Posted by on Feb 2, 2014 in Mindset | 0 comments

UnknownGoal setting is a well-proven and important skill to have. In fact Harvard is well-known for publishing statistics that showed the difference in money earned for those who didn’t set goals, those who had goals but didn’t write them down, and those who had goals AND wrote them down was staggering. Those who had goals made doubt twice as much as those who didn’t, and those who wrote their goals down made 10x’s the amount as those who didn’t.

Holy bananas, Batman!

So you might be thinking, “Does this apply to getting a sweet pair of abs too?” You bet it does! This is why we have been set on trying to get people to set goals for themselves in 2014, both in body composition and performance. The act of setting the goal and writing it done alone makes it more likely the goal will materialize than if you didn’t write it down at all.

While coming up with body composition goals are somewhat easy, achievement of that goals often isn’t. Hundreds of factors are capable of making your lose your sanity while trying to lose weight and tone up, and that’ why performance goals are so important.

To keep moving in the direction of a whittled waist and a yellow poke-dot bikini, you need to keep the motivation momentum you’ve developed going, and one of the best ways to do that is steady improvement. Nothing gives you steady improvement like well set performance goals.

While body composition goals are easy to come up with, performance goals often aren’t. If you want to lose 20 lbs in  6 months, it’s easy to see that you’ll need to lose a little over 3 pounds a month. But if you want to improve your fitness, which will allow you to lose weight easier and keep it off, what do you measure?
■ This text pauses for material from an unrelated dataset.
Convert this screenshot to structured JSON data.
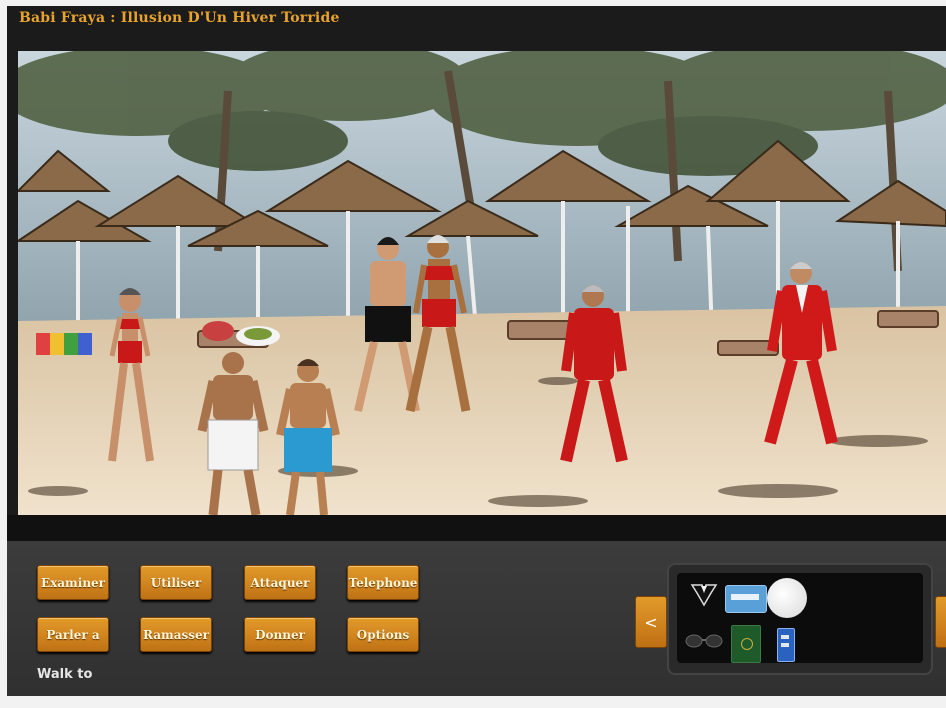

If you’ve been hanging out with us long, you might have some general goals formed such as squatting a certain amount of weight, climbing the peg board, or joining us for one of the upcoming Spartan races. But even those goals don’t give you constant feedback about how you’re doing and a way to get from point A to B.

You might have heard us talking about having different fitness levels in the gym, well now it’s here. Starting this week everyone will undergo fitness level testing to determine where they stack up on our fitness scale. Our fitness scale is made up of 3 levels (Level 1, 2, and 3), each of which is further divided into three more levels (A, B, and C). Each Level and corresponding sub-level is made up of a series of threshold exercises that one needs to be able to successfully complete before moving on to the next level.

Everyday there will be 3 workouts on the board – Level 1, 2 and 3. Depending on how your assessment turns out you will perform one of these 3 workouts.

How is this a solution you ask? Well, by implementing these levels we’ve created a way for someone to assess  their current level of fitness and the bench marks needed to get to the next level. Oh, and guess what? The higher you climb in our fitness progression, the better you’ll look too!

The higher fitness levels require a greater degree of:

  • Mobility – you have to be more flexible to pull off some of these movements
  • Body composition – it’s a lot harder to do a pull-up or squat 75% of your bodyweight if you’re carrying around too much luggage
  • Stability – more a function of training experience
  • Body awareness – if you don’t know your left from right foot you might have a problem doing a lunge

Putting all of these together makes for a damn-fine and healthy body that will last you a lifetime.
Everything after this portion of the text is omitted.